Bug 1955467

Summary: Disable collection of node_mountstats_nfs metrics in node_exporter
Product: OpenShift Container Platform Reporter: Simon Pasquier <spasquie>
Component: MonitoringAssignee: Simon Pasquier <spasquie>
Status: CLOSED ERRATA QA Contact: hongyan li <hongyli>
Severity: high Docs Contact:
Priority: high    
Version: 4.6CC: alegrand, anpicker, dkulkarn, erooth, kakkoyun, lcosic, pkrupa
Target Milestone: ---   
Target Release: 4.8.0   
Hardware: Unspecified   
OS: Unspecified   
Whiteboard:
Fixed In Version: Doc Type: Bug Fix
Doc Text:
Cause: the mountstats collector of the node-exporter daemonset was enabled. Consequence: nodes with NFS mount points expose mountstat metrics with high cardinality which induce high memory usage of Prometheus. Fix: the mountstats collector is disabled. Result: the mountstat metrics aren't exposed anymore by node-exporter which reduces the number of metrics stored by Prometheus.
Story Points: ---
Clone Of:
: 1955469 (view as bug list) Environment:
Last Closed: 2021-07-27 23:05:13 UTC Type: Bug
Regression: --- Mount Type: ---
Documentation: --- CRM:
Verified Versions: Category: ---
oVirt Team: --- RHEL 7.3 requirements from Atomic Host:
Cloudforms Team: --- Target Upstream Version:
Embargoed:
Bug Depends On:    
Bug Blocks: 1951052, 1955469    

Description Simon Pasquier 2021-04-30 07:58:30 UTC
Description of problem:
We've identified that on some clusters, the node_mountstats_nfs_* metrics account for more than half of the total metrics stored in Prometheus.

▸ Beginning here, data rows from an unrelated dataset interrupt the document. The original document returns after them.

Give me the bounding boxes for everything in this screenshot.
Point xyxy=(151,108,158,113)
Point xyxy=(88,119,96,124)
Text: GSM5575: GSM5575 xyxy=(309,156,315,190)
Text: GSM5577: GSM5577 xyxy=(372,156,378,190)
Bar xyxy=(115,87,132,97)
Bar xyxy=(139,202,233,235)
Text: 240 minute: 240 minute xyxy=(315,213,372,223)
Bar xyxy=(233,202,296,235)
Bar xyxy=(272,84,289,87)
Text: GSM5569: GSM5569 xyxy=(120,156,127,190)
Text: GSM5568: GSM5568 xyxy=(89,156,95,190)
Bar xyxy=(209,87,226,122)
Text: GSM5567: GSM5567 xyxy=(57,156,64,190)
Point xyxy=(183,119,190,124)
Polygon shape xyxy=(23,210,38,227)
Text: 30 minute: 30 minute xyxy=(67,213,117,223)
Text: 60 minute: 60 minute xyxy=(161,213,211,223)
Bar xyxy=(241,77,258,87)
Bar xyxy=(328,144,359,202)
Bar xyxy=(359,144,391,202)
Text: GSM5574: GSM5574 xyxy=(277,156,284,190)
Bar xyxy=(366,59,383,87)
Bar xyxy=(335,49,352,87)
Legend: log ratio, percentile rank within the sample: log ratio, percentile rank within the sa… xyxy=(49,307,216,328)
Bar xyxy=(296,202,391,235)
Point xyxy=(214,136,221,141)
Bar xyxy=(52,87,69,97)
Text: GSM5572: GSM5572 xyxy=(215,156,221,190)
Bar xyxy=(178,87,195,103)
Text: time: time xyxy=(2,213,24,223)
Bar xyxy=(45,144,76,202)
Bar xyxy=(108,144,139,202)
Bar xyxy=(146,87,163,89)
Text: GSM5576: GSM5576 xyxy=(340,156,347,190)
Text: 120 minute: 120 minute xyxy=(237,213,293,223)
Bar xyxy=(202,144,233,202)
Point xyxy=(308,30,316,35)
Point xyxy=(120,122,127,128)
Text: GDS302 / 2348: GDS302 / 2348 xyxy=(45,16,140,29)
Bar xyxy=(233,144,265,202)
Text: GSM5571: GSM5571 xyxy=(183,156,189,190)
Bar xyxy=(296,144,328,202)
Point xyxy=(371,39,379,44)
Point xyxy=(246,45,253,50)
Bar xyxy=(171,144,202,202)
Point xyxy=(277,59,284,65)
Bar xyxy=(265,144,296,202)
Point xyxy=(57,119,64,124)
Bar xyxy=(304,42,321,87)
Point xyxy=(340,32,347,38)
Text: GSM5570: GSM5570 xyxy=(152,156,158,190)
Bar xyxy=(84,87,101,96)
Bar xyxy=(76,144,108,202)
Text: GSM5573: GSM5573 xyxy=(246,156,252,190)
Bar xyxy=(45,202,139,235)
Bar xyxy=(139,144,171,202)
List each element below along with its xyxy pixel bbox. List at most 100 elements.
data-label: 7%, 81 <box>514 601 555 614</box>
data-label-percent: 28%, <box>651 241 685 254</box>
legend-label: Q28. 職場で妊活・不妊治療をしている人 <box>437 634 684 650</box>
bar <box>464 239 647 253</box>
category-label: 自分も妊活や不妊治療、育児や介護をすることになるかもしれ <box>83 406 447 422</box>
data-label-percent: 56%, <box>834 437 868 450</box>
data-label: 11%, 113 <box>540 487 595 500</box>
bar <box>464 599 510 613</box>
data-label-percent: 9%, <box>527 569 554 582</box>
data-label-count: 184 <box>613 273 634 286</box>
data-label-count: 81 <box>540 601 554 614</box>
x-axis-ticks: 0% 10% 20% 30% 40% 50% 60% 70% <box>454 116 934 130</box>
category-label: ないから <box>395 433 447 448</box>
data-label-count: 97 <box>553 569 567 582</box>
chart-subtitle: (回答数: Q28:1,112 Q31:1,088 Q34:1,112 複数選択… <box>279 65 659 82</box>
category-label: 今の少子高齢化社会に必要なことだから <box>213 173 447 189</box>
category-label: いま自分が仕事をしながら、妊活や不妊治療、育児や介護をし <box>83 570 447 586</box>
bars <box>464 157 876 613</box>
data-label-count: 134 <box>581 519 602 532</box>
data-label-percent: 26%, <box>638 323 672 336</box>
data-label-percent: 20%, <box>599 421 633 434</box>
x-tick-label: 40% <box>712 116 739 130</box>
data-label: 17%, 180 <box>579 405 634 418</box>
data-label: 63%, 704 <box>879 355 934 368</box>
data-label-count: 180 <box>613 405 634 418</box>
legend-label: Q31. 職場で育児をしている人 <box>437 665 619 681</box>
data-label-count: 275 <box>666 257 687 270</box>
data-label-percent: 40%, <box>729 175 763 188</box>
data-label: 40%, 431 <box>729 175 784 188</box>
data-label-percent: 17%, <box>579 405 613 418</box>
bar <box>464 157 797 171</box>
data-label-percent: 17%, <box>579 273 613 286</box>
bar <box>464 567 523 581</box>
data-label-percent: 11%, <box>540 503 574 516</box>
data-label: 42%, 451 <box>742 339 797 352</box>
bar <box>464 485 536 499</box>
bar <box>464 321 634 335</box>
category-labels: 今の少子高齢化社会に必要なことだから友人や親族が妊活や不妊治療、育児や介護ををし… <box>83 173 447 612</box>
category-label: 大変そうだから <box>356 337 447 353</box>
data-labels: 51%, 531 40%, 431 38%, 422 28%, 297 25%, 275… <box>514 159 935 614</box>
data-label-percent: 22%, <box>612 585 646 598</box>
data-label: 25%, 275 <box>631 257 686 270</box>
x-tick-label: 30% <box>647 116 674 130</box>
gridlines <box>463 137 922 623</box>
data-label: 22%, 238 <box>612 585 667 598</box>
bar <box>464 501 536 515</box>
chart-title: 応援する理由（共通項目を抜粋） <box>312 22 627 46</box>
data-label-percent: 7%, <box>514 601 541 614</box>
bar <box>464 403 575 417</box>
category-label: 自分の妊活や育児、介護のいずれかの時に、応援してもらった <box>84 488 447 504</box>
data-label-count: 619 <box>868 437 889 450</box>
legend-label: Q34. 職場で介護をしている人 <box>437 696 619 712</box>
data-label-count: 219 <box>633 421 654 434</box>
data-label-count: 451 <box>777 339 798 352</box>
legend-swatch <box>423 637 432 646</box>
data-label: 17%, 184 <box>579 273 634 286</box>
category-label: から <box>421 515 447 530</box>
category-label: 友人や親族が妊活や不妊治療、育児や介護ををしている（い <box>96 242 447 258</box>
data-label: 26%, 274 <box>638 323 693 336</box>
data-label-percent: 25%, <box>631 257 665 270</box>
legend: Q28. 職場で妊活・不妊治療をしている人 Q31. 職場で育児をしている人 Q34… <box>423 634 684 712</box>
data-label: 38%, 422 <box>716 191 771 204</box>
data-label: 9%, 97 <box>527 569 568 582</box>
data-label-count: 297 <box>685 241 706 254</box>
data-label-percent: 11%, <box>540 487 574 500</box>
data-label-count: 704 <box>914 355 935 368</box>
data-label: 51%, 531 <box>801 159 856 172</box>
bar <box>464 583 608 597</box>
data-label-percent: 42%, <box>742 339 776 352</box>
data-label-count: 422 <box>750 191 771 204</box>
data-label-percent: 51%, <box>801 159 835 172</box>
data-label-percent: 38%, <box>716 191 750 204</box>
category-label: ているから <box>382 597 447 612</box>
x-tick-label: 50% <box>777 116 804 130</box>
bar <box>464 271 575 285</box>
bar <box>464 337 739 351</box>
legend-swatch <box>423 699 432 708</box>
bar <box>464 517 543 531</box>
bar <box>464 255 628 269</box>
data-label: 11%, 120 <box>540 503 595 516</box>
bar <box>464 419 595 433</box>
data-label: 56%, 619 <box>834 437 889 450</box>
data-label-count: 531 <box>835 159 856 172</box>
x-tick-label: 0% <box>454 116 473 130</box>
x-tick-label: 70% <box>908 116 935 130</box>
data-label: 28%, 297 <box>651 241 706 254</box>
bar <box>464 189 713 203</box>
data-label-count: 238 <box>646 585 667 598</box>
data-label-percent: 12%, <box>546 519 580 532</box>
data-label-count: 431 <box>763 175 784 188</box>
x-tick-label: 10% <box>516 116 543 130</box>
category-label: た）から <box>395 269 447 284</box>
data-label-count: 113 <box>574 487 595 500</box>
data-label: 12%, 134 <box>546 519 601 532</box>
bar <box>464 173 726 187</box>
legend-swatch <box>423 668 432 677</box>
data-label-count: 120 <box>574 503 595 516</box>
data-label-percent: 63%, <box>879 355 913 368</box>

These metrics aren't used actually anywhere (neither rules nor dashboards) and storing them in Prometheus increases memory usage by a lot for clusters that have nodes configured with NFS.


Version-Release number of selected component (if applicable):
4.6

How reproducible:
Always

Steps to Reproduce:

Check the definition of the node-exporter daemonset:
oc describe -n openshift-monitoring daemonset node-exporter

Actual results:
The '--collector.mountstats' flag is listed in the node-exporter container's argument list.

Expected results:
The '--collector.mountstats' flag isn't set.

Additional info:
The mountstats collector had been enabled in [1] following a customer
request for enhancement. But looking at the history, the customer was
asking for the kubelet_volume_* metrics which weren't supported by their
storage provider at this time (it's been fixed since then [2]). The
mountstats metrics don't fill the same need and are superfluous.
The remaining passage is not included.